Final answer:
The question tackles evaluating two math limits involving indeterminate forms, where L'Hopital's rule might be applied. The first limit involves a difference of two functions as x approaches zero, and the second involves the behavior of an exponential function as c approaches zero from the positive side.
Step-by-step explanation:
The question involves evaluating two separate limits, both of which may involve indeterminate forms that require special techniques like L'Hopital's rule to solve. Let's break down each part:
Part a
Evaluating the limit lim x→0 (1/ln(x+1) -1/x ), we notice an indeterminate form of type ∞ - ∞ as x approaches 0. To resolve this, we can use L'Hopital's rule after finding a common denominator and differentiating the numerator and denominator.

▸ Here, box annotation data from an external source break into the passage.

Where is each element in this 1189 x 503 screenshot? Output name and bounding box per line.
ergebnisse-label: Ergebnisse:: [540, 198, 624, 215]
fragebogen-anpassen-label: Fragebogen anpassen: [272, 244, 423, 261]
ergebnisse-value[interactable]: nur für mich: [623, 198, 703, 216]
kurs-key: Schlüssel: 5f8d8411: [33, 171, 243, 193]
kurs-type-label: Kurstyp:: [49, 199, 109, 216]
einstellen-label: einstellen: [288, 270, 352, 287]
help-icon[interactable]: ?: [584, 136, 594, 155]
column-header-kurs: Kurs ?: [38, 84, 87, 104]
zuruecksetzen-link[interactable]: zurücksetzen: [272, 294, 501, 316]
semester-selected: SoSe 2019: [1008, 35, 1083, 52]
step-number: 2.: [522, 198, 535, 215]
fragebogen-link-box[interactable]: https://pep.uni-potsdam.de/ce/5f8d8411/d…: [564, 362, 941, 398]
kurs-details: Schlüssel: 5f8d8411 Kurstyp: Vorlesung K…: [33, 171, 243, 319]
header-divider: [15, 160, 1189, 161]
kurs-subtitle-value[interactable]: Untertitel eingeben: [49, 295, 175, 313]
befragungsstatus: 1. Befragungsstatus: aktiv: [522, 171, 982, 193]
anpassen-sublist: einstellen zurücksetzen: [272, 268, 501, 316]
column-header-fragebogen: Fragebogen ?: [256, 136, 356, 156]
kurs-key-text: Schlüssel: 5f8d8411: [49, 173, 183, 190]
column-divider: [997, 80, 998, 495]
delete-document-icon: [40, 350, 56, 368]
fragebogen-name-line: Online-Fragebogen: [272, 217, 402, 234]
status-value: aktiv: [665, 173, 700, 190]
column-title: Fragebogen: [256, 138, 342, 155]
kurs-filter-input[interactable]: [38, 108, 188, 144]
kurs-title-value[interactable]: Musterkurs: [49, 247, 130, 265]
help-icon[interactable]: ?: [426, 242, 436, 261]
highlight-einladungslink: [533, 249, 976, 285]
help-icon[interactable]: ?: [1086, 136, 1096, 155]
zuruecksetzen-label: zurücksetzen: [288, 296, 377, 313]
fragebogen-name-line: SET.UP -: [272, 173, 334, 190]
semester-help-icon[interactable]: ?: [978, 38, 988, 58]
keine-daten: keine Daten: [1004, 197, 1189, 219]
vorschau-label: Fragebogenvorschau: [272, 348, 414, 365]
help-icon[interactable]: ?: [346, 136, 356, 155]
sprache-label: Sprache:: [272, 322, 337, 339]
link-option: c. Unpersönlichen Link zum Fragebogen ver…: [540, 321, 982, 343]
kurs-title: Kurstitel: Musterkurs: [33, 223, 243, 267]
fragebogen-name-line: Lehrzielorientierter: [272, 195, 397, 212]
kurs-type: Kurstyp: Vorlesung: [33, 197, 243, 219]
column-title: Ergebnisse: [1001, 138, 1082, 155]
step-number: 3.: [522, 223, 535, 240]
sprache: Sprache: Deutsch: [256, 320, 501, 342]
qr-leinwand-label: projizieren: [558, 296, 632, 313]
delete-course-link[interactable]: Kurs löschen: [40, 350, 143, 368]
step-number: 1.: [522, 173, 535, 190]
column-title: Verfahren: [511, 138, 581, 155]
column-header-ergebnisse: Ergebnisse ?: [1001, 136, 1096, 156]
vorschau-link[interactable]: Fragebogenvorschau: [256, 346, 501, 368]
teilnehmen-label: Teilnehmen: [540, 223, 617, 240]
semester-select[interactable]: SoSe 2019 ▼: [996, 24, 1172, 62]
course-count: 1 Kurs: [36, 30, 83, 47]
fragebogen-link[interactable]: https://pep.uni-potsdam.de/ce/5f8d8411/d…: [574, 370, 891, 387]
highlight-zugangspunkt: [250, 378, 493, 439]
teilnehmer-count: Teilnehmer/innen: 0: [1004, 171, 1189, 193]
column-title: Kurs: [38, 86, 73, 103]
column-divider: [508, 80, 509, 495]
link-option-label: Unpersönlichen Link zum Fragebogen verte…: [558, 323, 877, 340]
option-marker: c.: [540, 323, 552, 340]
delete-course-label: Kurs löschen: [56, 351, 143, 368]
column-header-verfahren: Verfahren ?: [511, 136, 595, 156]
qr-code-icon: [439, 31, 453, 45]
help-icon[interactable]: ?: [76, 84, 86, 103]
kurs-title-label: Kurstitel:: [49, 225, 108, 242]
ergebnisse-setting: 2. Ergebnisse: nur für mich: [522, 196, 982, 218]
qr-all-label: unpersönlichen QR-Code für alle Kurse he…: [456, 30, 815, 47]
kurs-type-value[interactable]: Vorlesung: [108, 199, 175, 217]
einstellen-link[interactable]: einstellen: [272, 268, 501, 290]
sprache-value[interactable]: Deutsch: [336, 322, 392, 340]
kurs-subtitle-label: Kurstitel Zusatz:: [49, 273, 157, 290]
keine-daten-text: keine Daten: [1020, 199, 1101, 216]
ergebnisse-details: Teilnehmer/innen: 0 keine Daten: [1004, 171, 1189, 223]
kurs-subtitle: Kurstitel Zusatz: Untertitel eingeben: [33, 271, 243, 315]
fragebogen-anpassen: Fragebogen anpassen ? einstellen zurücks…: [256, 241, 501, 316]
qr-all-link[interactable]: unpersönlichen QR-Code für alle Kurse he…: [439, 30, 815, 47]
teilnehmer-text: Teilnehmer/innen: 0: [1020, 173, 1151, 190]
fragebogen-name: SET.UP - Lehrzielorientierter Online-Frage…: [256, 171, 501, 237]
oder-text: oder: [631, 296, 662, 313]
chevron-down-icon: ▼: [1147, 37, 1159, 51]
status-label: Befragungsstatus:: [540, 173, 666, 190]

By doing so, the indeterminate form can be resolved, and we can find the limit.
Part b
For the limit lim c→0^+ mg/c (1-e^-ct/m), we also encounter an indeterminate form of type 0/0 when c approaches 0. In this case, we can apply L'Hopital's rule by taking the derivative of the numerator and denominator with respect to c. By evaluating these new expressions at c=0, we can find the limit.
L'Hopital's rule may be required in both cases, which is a technique used to evaluate the limits involving indeterminate forms. Additionally, understanding the behavior of functions near asymptotes is crucial when discussing limits and evaluating them at points where the function may not be defined.